You can monitor your ZenRows usage in multiple ways to stay informed about your account activity and prevent unexpected overages.Dashboard monitoring: View real-time usage statistics, remaining requests, success rates, and request history on your Analytics Page. You can also set up usage alerts in your notification settings to receive notifications when you approach your limits.Programmatic monitoring: For automated monitoring in your applications, call the /v1/subscriptions/self/details endpoint with your API key in the X-API-Key header. This returns real-time usage data that you can integrate into your monitoring systems. Learn more about the usage endpoint.Response header monitoring: Track your concurrency usage through response headers included with each request:
  • Concurrency-Limit: Your maximum concurrent requests
  • Concurrency-Remaining: Available concurrent request slots
  • X-Request-Cost: Cost of the current request

FAQ (Frequently Asked Questions)

Yes, you can combine response_type=plaintext with js_render=true to render JavaScript before the text extraction. This is recommended for any page that loads content dynamically.

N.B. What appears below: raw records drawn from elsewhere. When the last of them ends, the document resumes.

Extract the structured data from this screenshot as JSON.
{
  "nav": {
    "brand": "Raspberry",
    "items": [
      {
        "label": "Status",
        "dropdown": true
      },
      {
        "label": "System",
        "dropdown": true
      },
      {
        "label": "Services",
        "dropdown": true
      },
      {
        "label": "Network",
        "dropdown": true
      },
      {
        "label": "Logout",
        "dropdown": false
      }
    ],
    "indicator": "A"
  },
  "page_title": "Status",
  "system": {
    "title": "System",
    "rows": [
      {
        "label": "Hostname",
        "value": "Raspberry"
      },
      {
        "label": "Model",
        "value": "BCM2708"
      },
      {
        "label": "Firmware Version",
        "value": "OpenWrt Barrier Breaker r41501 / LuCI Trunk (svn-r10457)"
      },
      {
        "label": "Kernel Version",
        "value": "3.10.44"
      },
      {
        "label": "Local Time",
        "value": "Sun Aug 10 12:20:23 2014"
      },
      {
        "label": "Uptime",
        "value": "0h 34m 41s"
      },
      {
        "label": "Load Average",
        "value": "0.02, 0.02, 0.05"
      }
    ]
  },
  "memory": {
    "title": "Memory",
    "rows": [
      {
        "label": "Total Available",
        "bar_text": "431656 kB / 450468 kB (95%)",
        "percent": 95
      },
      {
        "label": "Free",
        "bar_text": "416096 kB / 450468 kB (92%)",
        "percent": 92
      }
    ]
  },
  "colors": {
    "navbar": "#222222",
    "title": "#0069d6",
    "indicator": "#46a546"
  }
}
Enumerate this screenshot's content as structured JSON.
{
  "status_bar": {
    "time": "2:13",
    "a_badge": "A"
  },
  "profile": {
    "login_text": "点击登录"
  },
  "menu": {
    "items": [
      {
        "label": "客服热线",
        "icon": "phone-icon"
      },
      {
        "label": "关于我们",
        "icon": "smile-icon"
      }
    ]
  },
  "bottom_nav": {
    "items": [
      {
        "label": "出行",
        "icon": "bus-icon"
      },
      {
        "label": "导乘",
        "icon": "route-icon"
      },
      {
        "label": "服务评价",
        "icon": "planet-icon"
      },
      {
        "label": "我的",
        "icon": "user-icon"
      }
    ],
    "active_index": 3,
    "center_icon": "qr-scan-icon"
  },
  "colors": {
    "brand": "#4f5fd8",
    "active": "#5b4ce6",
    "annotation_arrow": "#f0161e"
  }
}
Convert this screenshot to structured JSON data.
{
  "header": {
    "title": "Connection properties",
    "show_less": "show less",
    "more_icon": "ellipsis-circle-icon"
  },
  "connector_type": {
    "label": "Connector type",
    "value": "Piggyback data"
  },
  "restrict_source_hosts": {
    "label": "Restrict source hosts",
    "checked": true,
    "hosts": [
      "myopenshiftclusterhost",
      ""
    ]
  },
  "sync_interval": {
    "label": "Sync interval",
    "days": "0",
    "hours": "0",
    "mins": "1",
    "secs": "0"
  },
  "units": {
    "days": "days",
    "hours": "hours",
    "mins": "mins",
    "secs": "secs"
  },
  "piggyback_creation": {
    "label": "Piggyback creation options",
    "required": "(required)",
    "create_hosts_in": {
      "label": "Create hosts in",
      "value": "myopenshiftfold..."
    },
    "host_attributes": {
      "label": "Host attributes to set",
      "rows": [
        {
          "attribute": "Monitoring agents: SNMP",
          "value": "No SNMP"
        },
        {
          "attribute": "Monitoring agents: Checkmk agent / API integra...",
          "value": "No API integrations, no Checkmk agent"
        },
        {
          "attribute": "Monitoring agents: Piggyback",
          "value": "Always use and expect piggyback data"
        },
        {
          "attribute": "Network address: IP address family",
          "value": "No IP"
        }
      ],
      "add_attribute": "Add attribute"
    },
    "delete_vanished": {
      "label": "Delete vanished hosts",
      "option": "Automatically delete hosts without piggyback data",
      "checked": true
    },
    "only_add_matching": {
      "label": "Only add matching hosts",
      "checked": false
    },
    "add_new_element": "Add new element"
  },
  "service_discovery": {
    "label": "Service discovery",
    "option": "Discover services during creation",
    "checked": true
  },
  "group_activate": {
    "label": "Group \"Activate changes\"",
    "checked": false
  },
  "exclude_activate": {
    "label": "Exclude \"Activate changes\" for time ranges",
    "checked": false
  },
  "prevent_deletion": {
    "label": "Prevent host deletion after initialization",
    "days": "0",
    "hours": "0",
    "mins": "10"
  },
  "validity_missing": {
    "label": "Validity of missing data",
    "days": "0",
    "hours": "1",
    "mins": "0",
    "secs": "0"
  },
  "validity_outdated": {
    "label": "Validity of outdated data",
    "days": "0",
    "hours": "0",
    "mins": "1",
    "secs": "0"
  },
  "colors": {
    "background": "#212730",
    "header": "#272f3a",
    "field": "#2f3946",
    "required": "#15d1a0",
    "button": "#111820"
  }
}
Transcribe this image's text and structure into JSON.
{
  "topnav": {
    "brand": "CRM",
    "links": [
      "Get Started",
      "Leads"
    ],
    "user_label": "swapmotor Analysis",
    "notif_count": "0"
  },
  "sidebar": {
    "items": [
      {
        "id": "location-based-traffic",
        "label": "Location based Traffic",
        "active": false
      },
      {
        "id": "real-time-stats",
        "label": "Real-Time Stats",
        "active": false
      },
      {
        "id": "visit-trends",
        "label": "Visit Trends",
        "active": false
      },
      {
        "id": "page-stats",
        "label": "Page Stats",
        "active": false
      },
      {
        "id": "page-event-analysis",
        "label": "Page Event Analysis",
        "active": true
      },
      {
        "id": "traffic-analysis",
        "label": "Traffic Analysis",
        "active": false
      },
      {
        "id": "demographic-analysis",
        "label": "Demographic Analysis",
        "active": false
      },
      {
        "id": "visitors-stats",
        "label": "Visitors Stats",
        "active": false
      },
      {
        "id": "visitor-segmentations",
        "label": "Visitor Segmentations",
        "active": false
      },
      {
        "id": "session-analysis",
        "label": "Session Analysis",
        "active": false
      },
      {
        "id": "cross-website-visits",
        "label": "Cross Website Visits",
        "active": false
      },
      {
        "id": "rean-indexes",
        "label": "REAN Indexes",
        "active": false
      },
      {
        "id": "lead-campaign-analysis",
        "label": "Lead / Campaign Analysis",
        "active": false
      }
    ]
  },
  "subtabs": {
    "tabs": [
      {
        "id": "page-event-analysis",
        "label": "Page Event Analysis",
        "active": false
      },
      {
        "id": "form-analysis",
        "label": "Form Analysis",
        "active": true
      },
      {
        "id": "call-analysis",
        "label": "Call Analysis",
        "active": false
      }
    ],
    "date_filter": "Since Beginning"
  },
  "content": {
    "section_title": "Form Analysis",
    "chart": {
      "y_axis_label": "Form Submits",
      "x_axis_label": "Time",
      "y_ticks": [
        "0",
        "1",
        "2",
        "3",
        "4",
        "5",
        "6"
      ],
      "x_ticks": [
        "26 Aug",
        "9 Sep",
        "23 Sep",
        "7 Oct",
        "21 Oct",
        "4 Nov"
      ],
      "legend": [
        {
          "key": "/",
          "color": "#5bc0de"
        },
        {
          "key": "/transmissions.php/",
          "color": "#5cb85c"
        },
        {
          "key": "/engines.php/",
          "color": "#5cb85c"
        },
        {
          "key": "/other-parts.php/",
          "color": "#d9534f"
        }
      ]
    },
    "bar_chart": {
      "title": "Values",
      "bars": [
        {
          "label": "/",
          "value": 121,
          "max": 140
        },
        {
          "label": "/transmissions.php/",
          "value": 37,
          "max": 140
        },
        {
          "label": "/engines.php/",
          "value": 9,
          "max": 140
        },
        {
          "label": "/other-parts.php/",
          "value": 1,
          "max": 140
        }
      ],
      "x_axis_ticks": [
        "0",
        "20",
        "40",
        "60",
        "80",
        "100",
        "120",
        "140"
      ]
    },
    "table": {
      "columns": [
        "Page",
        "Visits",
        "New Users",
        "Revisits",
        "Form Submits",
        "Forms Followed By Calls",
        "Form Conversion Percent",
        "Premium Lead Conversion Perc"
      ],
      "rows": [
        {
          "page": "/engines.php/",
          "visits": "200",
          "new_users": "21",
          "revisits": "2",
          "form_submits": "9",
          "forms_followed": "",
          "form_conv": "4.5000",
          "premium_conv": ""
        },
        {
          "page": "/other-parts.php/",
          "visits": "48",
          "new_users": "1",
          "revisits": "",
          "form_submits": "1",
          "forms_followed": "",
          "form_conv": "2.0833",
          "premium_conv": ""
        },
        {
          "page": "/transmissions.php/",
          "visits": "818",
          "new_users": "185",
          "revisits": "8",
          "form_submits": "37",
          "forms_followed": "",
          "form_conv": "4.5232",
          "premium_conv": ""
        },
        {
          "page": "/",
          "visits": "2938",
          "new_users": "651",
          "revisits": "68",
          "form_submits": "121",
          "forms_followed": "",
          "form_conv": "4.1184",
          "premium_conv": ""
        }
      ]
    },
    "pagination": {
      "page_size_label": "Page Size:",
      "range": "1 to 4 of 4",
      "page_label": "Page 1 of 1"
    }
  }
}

Both strip HTML tags, but response_type=markdown preserves the semantic structure of the page by converting headings, lists, links, and tables into Markdown syntax. response_type=plaintext removes all formatting entirely and returns only the raw text. Use Markdown when structure matters, and plain text when you just need the words.
No, the response_type=plaintext parameter does not add extra credit cost on its own. Credits are calculated based on the other parameters you use, such as js_render or premium_proxy, exactly as they would be for a standard request.
No, response_type=plaintext is a parameter of the Universal Scraper API. It is not available in Scraping Browser (CDP/Playwright) sessions. In a Scraping Browser session, you control the page directly and can extract text content using standard browser APIs like document.body.innerText.
Yes. Plain text is the most token-efficient format for LLM input since it contains no markup at all. It works well when the structure of the page is irrelevant to your task. If your LLM prompt benefits from knowing which text was a heading or a list item, use response_type=markdown instead.